Lemma: Let $f : X \to \mathbb{R}$ be convex and locally bounded. Then $f$ is continuous.
proof: Let $x \in X$ and $U \subseteq X$ a balanced neighbourhood of zero such that $\sup_{y \in U} \vert f( x + y ) \vert \le C$ for some $C > 0$.
Then for all $t > 0$, $y \in t U$,
\begin{equation}
\begin{aligned}
f \left( x \right)
&=
f \left( \frac{1}{1 + t} \left[ x + y \right] + \frac{t}{1+t} \left[ x – \frac{y}{t} \right] \right) \\
&\le
\frac{1}{1 + t} f \left( x + y \right) + \frac{t}{1 + t} f \left( x – \frac{y}{t} \right) \\
\implies
f \left( x \right) – f \left( x + y \right)
&\le
t \left[ f \left( x – \frac{y}{t} \right) – f \left( x \right) \right]
\le 2 C t \, .
\end{aligned}
\end{equation}
Likewise, for all $t \in (0,1)$,
\begin{equation}
\begin{aligned}
f \left( x + y \right)
&=
f \left( t \left[ x + \frac{y}{t} \right] + \left( 1 – t \right) x \right) \\
&\le
t f \left( x + \frac{y}{t} \right) + \left( 1 – t \right) f \left( x \right) \\
\implies
f \left( x + y \right) – f \left( x \right)
&\le
t \left[ f \left( x + \frac{y}{t} \right) – f \left( x \right) \right]
\le 2 C t
\end{aligned}
\end{equation}
whenever $y \in t U$.
Theorem: Let $f : X \to \mathbb{R}$ be convex, lower semicontinuous and bounded from below. Then $f$ is continuous.

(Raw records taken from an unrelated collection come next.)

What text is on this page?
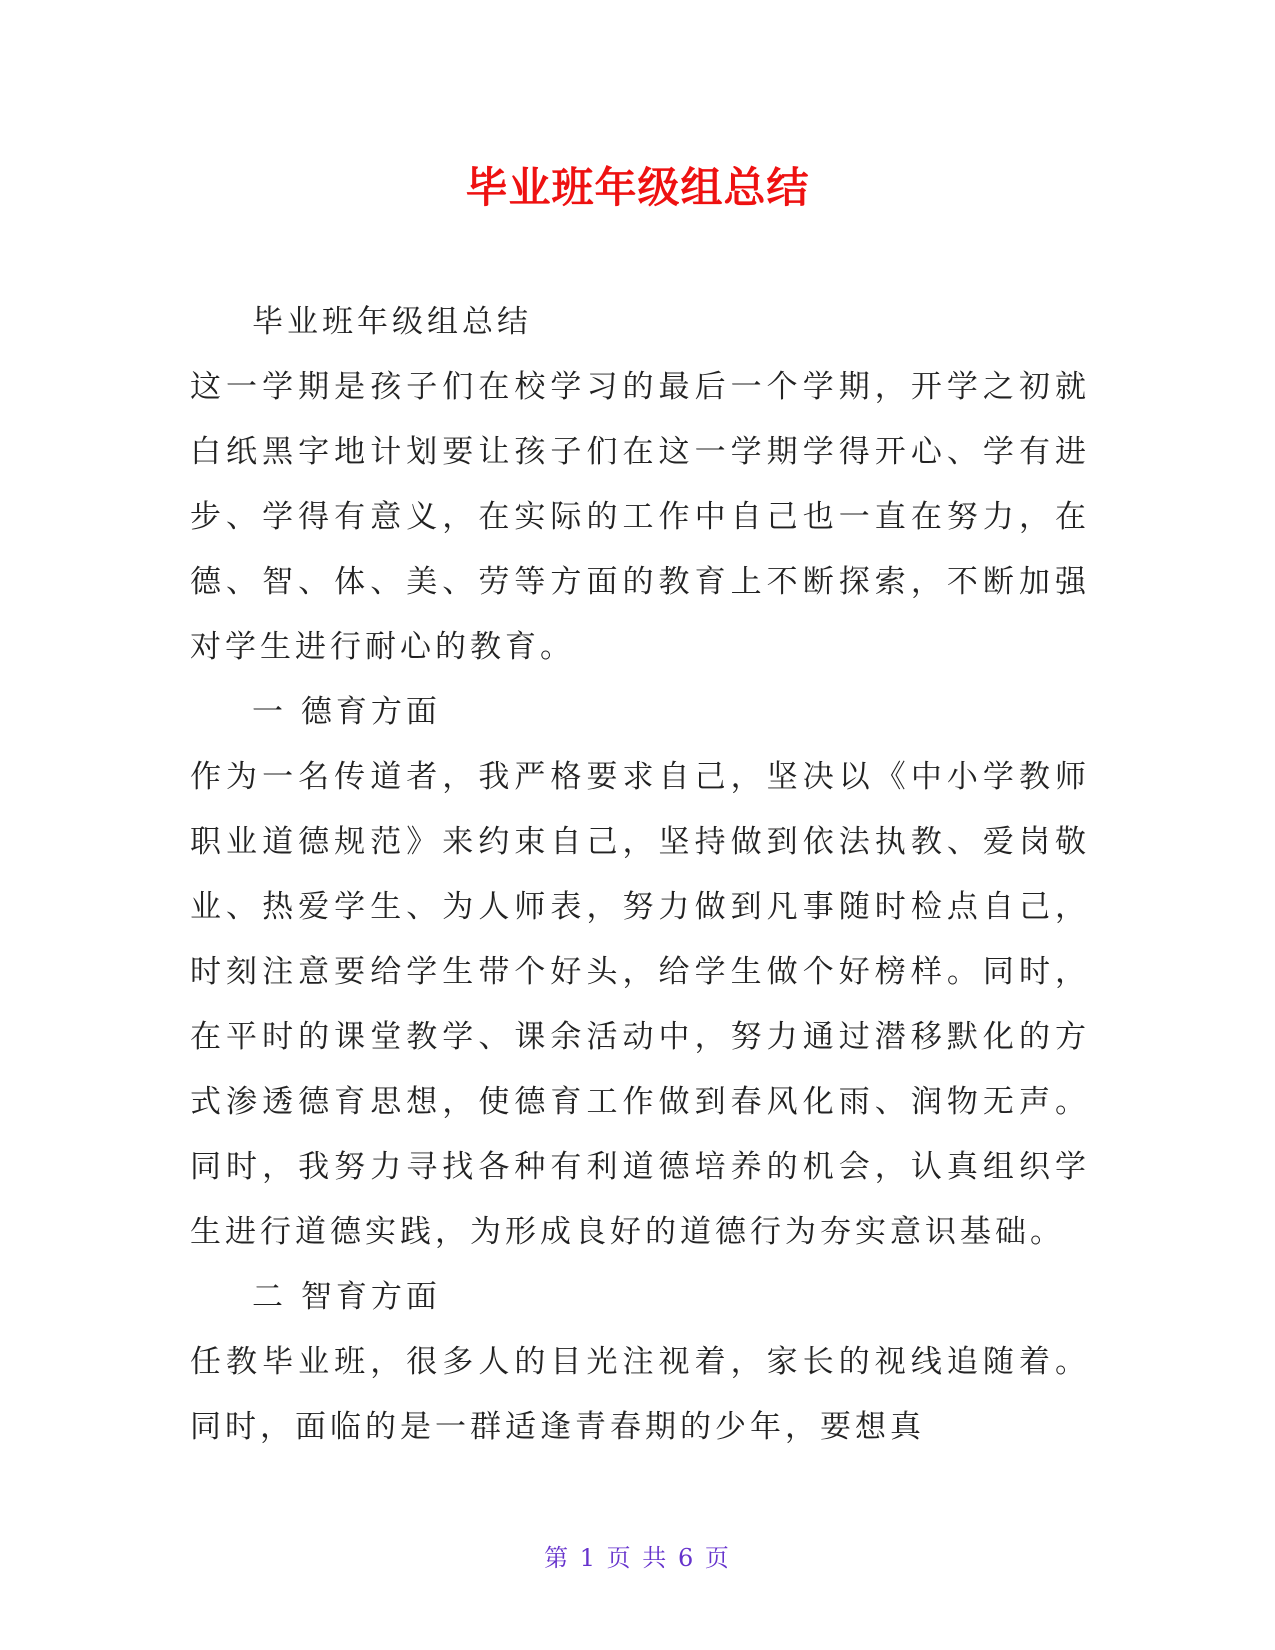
毕业班年级组总结

毕业班年级组总结

这一学期是孩子们在校学习的最后一个学期，开学之初就白纸黑字地计划要让孩子们在这一学期学得开心、学有进步、学得有意义，在实际的工作中自己也一直在努力，在德、智、体、美、劳等方面的教育上不断探索，不断加强对学生进行耐心的教育。

一 德育方面

作为一名传道者，我严格要求自己，坚决以《中小学教师职业道德规范》来约束自己，坚持做到依法执教、爱岗敬业、热爱学生、为人师表，努力做到凡事随时检点自己，时刻注意要给学生带个好头，给学生做个好榜样。同时，在平时的课堂教学、课余活动中，努力通过潜移默化的方式渗透德育思想，使德育工作做到春风化雨、润物无声。同时，我努力寻找各种有利道德培养的机会，认真组织学生进行道德实践，为形成良好的道德行为夯实意识基础。

二 智育方面

任教毕业班，很多人的目光注视着，家长的视线追随着。同时，面临的是一群适逢青春期的少年，要想真

第 1 页 共 6 页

proof: By the lemma it suffices to show that $f$ is locally bounded. Let $m \in \mathbb{R}$ be lower bound of $f$ and define $A_K = f^{-1}( [m,K]) = f^{-1}( (-\infty,K])$ for all $K \in \mathbb{N}$.
These sets are closed by the lower semicontinuity of $f$ and $\cup_{K \in \mathbb{N}} A_K = X$.
Hence, by the Baire category theorem some $A_K$ has nonempty interior, i.e there are $K \in \mathbb{N}$, $x \in X$ and an open neighbourhood $U \subseteq X$ of zero such that
\begin{equation}
\sup_{y \in U} f \left( x + y \right) \le K \, .
\end{equation}
Now, for any $z \in X$ and $y \in U/2$,
\begin{equation}
\begin{aligned}
m \le f \left( z + y \right)
&=
f \left( \frac{1}{2} \left[ 2 z – x \right] + \frac{1}{2} \left[ x + 2 y \right] \right) \\
&\le
\frac{1}{2} f \left( 2 z – x \right) + \frac{1}{2} f \left( x + 2 y \right) \\
&\le
\frac{1}{2} f \left( 2 z – x \right) + \frac{K}{2} \, .
\end{aligned}
\end{equation}
Thus, $f$ is locally bounded since $z$ was arbitrary.
Best Answer
Though not entirely in the same setting, as can be seen from these lecture notes my reasoning seems to hold. In the lecture notes, one considers barrelled spaces but the local boundedness at some point can easily be obtained in either the barrelled or Baire setting, by noticing that a closed, balanced, absorbing subset then has non-empty interior.